Dr. Muhsin Labib
Agama dianut dan dihayati berkat hidayah Tuhan. Pilihan atau ikhtiar para penganut agama karenanya bukan memilih agama A, B, atau C. Tapi bagaimana merawat hingga menyempurnakan dan mempraktikkan ajaran agamanya agar sesuai keinginan Tuhan.
Kerap diabaikan banyak orang saat menyempurnakan dan mempraktikkan agama, mazhab, dan ideologinya adalah keharusan memahami konsekuensi praktis dan risiko sosial dalam aneka aspeknya. Sikap abai inilah yang membuat banyak orang “beragama” mengalami guncangan teologis cukup berat. Terlebih jika keyakinan agamanya terbilang minoritas yang menjadi objek diskriminasi.
Baca: Fikih Quest 63: Aqiqah dalam Mazhab Ahlulbait
Banyak faktor yang mengakibatkan guncangan itu.
Antara lain:
- Ikut-ikutan figur yang terlanjur diagungkan dan dianggap sebagai representasi kebenaran. Saat figurnya mengalami guncangan teologis akibat miss-epistemik, para pengikutnya pun ikut “berjoget” bersamanya.
- Ekspektasi yang keliru. Saat posisi sosial yang diincar lenyap, ia pun terguncang dan koprol sana-sini. Fenomena ini kerap terjadi di kancah politik.
- Relasi sosial atau kedekatan personal dalam interaksi bisnis atau ikatan kemitraan. Ketika relasi memburuk atau terputus, keyakinan atau ideologi yang dipilih berdasar kepercayaan dan kekaguman pada mitranya otomatis terputus.
- Beratnya tekanan dan kegagalan dalam beradaptasi dengan lingkungan keyakinan atau ideologi yang mengakibatkan kecanggungan dan miskomunikasi. Ketika adaptasi gagal, semangat dan antusiasme teologis dan ideologisnya ikut menguap.
- Terusir dari komunitas keyakinan atau ideologi sebelumnya lantaran divonis cacat moral akibat perilaku buruk atau fitnah yang menimpa. Faktor ini kemudian mendorongnya memasuki atmosfer baru dalam suatu komunitas dengan keyakinan baru. Saat perilaku buruknya terendus sehingga lagi-lagi ditolak oleh komunitas keyakinan baru tersebut, ia pun akan kembali ke komunitas lamanya sambil menjelek-jelekkan komunitas barunya.
- Mengira keyakinan baru yang dianutnya akan direspon oleh komunitasnya dengan jaminan sosial dan finansial sebagai ganti rugi atau semacam garansi atas keputusannya untuk bergabung.
- Menyangka keyakinan yang baru dianutnya tak menuntutnya berpikir serius (hanya cukup menyatakan diri sebagai penganut) dan bertanggung jawab atas kehidupan sosialnya sendiri.
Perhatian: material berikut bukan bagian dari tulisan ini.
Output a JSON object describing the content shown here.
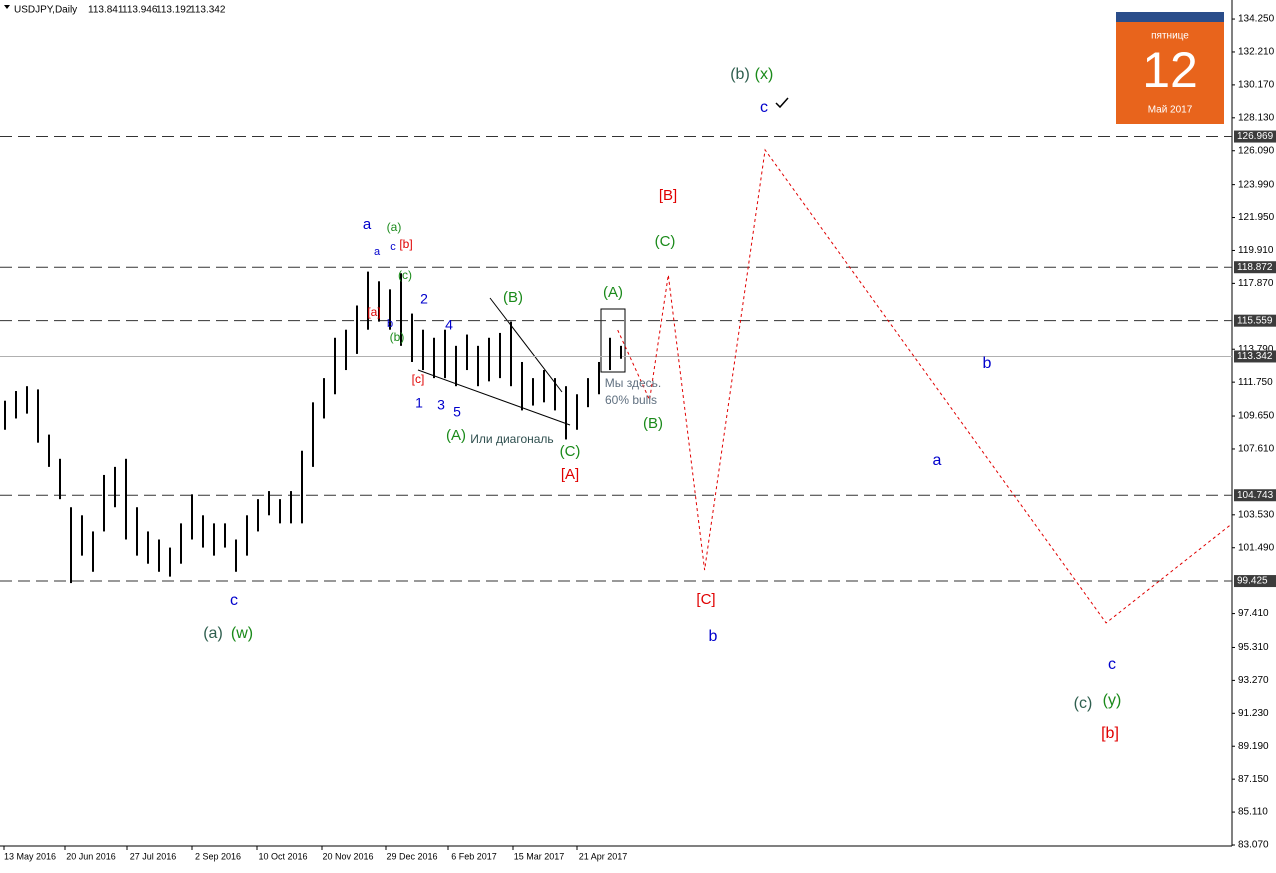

Saat ngeh tak sanggup menganutnya sesuai standar baku keyakinan baru, ia kontan mengalami turbulensi dan mulai menunjukkan perubahan pandangan dan sikap dalam celoteh-celoteh miring atau membuat koloni sendiri.
- Langsung “beragama” via emosi dan histori tanpa memulainya dari konsep kewenangan yang meniscayakan kepatuhan hierarkis dalam bersikap dan bertindak. Manakala tak sanggup menjinakkan egonya dalam menghadapi konsekuensi berat itu, ia akan cenderung membela diri dengan ujaran-ujaran apologetik yang bertendensi pada penolakan teologis.
Baca: ABI DAN SENSE OF CRISIS
Itulah sebabnya, mengapa akal sehat berikut logika perlu dijadikan mercusuar sekaligus juri dalam merawat, menyempurnakan, hingga mempraktikka keyakinan teologis dan ideologis agar visioner. Pada gilirannya, semua itu akan membuatnya sadar perihal konsekuensi praktis kehidupan individual dan sosialnya serta siap menanggung pelbagai risikonya. Ringkasnya, dalam beragama, membekali diri dengan logika akidah lalu logika fikih, merupakan suatu kemestian.